源之助にそっとブラシを当てながら碧が答える。


ブラッシングって言うのはブラシを動かさなきゃ意味がないと思うぞ。


「ふ〜ん、そう。

で、初心者用の簡単な依頼にはアシスト要員用の費用は無いの?

初心者こそ、アシストと言うか見張り役が同行するべきだと思うけど」


「だよね〜。

でも、アシスト料は案件の難易度に比例するから初心者用は交通費程度しか出ないんだよね。

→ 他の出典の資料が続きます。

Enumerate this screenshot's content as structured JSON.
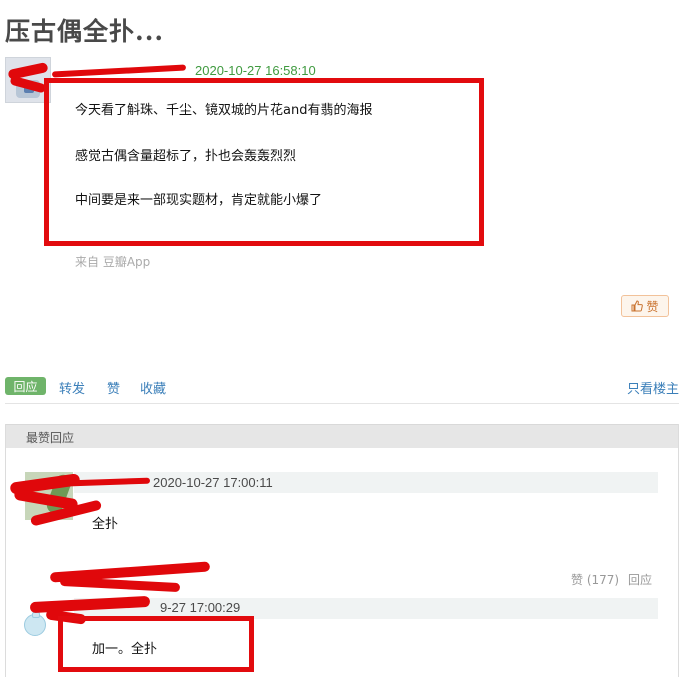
{
  "page": {
    "title": "压古偶全扑..."
  },
  "post": {
    "date": "2020-10-27 16:58:10",
    "lines": [
      "今天看了斛珠、千尘、镜双城的片花and有翡的海报",
      "感觉古偶含量超标了，扑也会轰轰烈烈",
      "中间要是来一部现实题材，肯定就能小爆了"
    ],
    "source": "来自 豆瓣App",
    "like_label": "赞"
  },
  "actions": {
    "reply": "回应",
    "forward": "转发",
    "like": "赞",
    "collect": "收藏",
    "only_op": "只看楼主"
  },
  "section": {
    "title": "最赞回应"
  },
  "replies": [
    {
      "date": "2020-10-27 17:00:11",
      "text": "全扑"
    },
    {
      "likes": "赞 (177)",
      "reply_link": "回应",
      "date_partial": "9-27 17:00:29",
      "text": "加一。全扑"
    }
  ],
  "colors": {
    "accent_green": "#6fb46a",
    "link_blue": "#3b7fb9",
    "redaction_red": "#e20b0e",
    "date_green": "#3f9a3f"
  }
}
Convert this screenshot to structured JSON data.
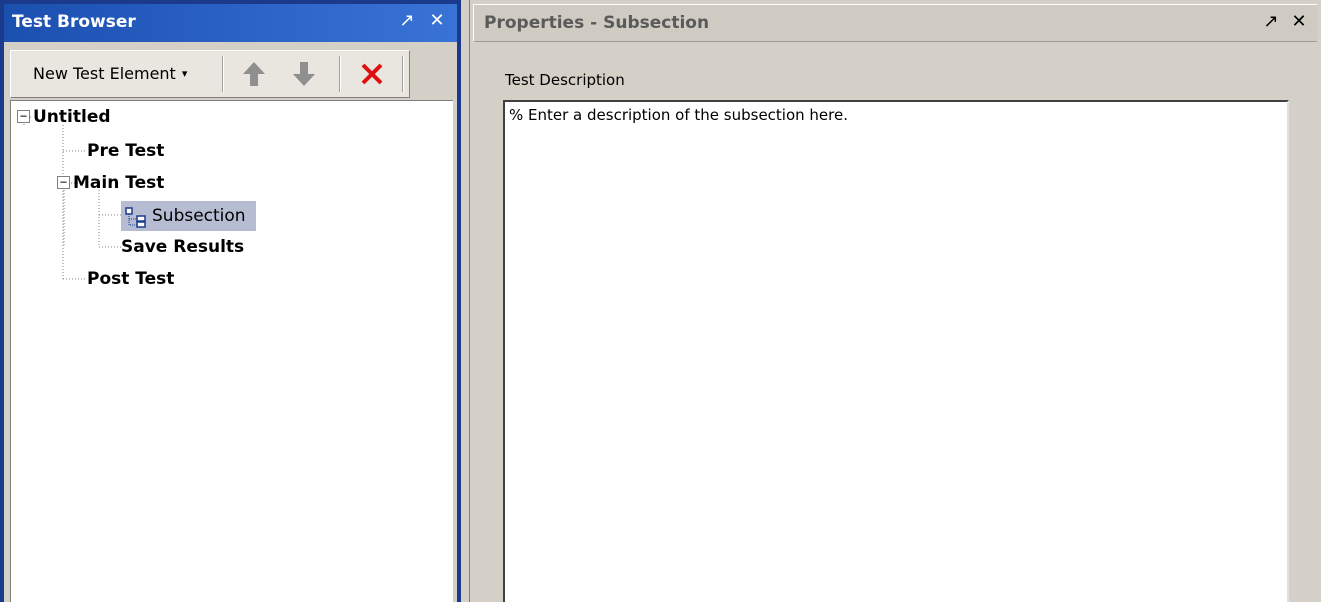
{
  "test_browser": {
    "title": "Test Browser",
    "pin_glyph": "↗",
    "close_glyph": "✕",
    "toolbar": {
      "new_element_label": "New Test Element",
      "dropdown_glyph": "▾",
      "move_up_icon": "arrow-up-icon",
      "move_down_icon": "arrow-down-icon",
      "delete_icon": "delete-x-icon",
      "colors": {
        "arrows": "#8f8f8f",
        "delete": "#e01010"
      }
    },
    "tree": {
      "root": {
        "label": "Untitled",
        "expanded": true,
        "toggle": "−"
      },
      "items": [
        {
          "label": "Pre Test"
        },
        {
          "label": "Main Test",
          "expanded": true,
          "toggle": "−",
          "children": [
            {
              "label": "Subsection",
              "selected": true,
              "icon": "subsection-icon"
            },
            {
              "label": "Save Results"
            }
          ]
        },
        {
          "label": "Post Test"
        }
      ]
    },
    "colors": {
      "title_bar": "#2d65c8",
      "selection": "#b6bdd2",
      "frame": "#1c3a8c"
    }
  },
  "properties": {
    "title": "Properties - Subsection",
    "pin_glyph": "↗",
    "close_glyph": "✕",
    "description_label": "Test Description",
    "description_value": "% Enter a description of the subsection here."
  }
}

それも退魔師の弟子入りがやたらと高くつく原因の一つだと思うよ」

碧がそっとブラシを動かしながら答える。


「うみゃうぅ」

源之助が鬱陶しそうにブラシの反対側へ寝返りをうった。


さて。

どうなるかな?


「取り敢えず、この案件は受けてみるね。

依頼を受けなきゃランクを上げられないし」

さっさとランクを上げて報酬もランクアップしたい。


「うん、いいんじゃない?

流石に初心者用案件で危険はないと思うし、万が一私が行けない様だったら炎華に護衛を頼もう」

細心の注意を払って再びブラシを源之助に近づけながら碧が答える。


どうやら源之助とのコミュニケーショに忙しい中でも付き添いをしてくれるつもりらしい。

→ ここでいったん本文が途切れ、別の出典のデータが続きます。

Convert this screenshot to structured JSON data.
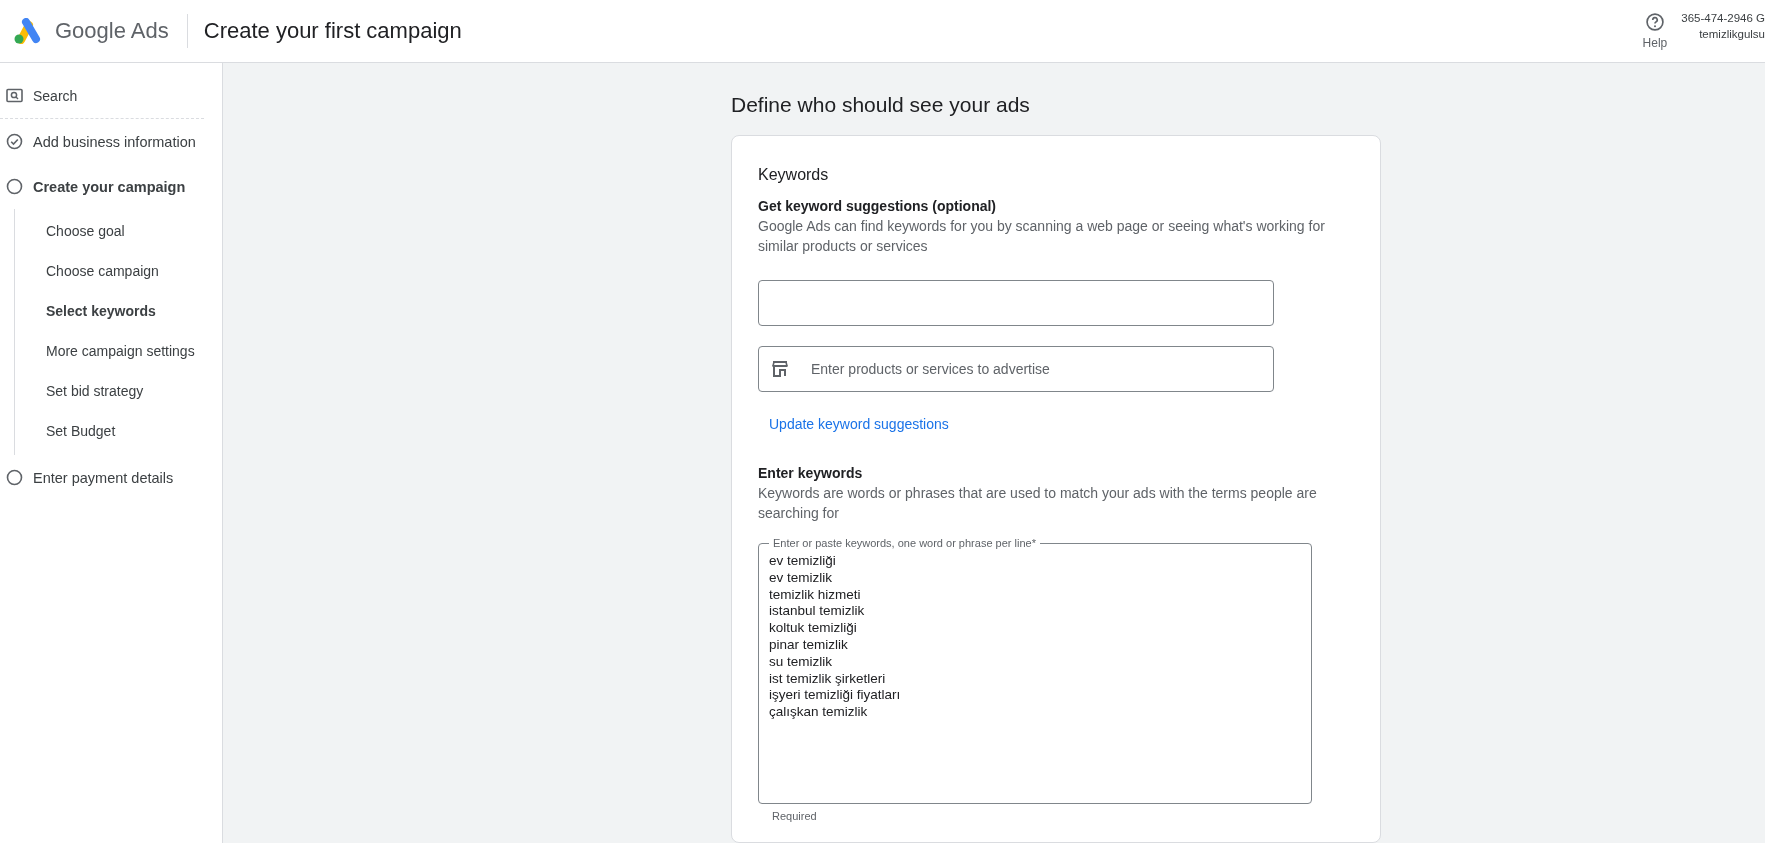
{
  "header": {
    "product": "Google Ads",
    "title": "Create your first campaign",
    "help": "Help",
    "account": {
      "number": "365-474-2946 G",
      "name": "temizlikgulsu"
    }
  },
  "sidebar": {
    "search": "Search",
    "steps": [
      {
        "label": "Add business information",
        "completed": true,
        "selected": false
      },
      {
        "label": "Create your campaign",
        "completed": false,
        "selected": true,
        "children": [
          {
            "label": "Choose goal",
            "selected": false
          },
          {
            "label": "Choose campaign",
            "selected": false
          },
          {
            "label": "Select keywords",
            "selected": true
          },
          {
            "label": "More campaign settings",
            "selected": false
          },
          {
            "label": "Set bid strategy",
            "selected": false
          },
          {
            "label": "Set Budget",
            "selected": false
          }
        ]
      },
      {
        "label": "Enter payment details",
        "completed": false,
        "selected": false
      }
    ]
  },
  "main": {
    "title": "Define who should see your ads",
    "card": {
      "title": "Keywords",
      "suggestions": {
        "heading": "Get keyword suggestions (optional)",
        "description": "Google Ads can find keywords for you by scanning a web page or seeing what's working for similar products or services",
        "products_placeholder": "Enter products or services to advertise",
        "update_link": "Update keyword suggestions"
      },
      "keywords": {
        "heading": "Enter keywords",
        "description": "Keywords are words or phrases that are used to match your ads with the terms people are searching for",
        "field_label": "Enter or paste keywords, one word or phrase per line*",
        "value": "ev temizliği\nev temizlik\ntemizlik hizmeti\nistanbul temizlik\nkoltuk temizliği\npinar temizlik\nsu temizlik\nist temizlik şirketleri\nişyeri temizliği fiyatları\nçalışkan temizlik",
        "hint": "Required"
      }
    }
  }
}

炎華には悪いけど、炎華についてきて貰えばそれで十分じゃないかね?


それとも碧にくっついた邪魔なパートナーを排除する為に、初心者用に見えるけど実は危険な案件をわざと回して来るぐらい退魔協会って碧に執着していてかつ腐っているのかな?


「くしゅにゃん!」

くしゃみっぽい音を立てて源之助が起きた。


偶然?

それともブラッシングの試みで起きた拍子にくしゃみをしたのかな?


どちらにせよ。

ブラシに飛び掛かり、噛みついて首を振っている源之助を見る限り、今日のブラッシングは不発と言ったところかな。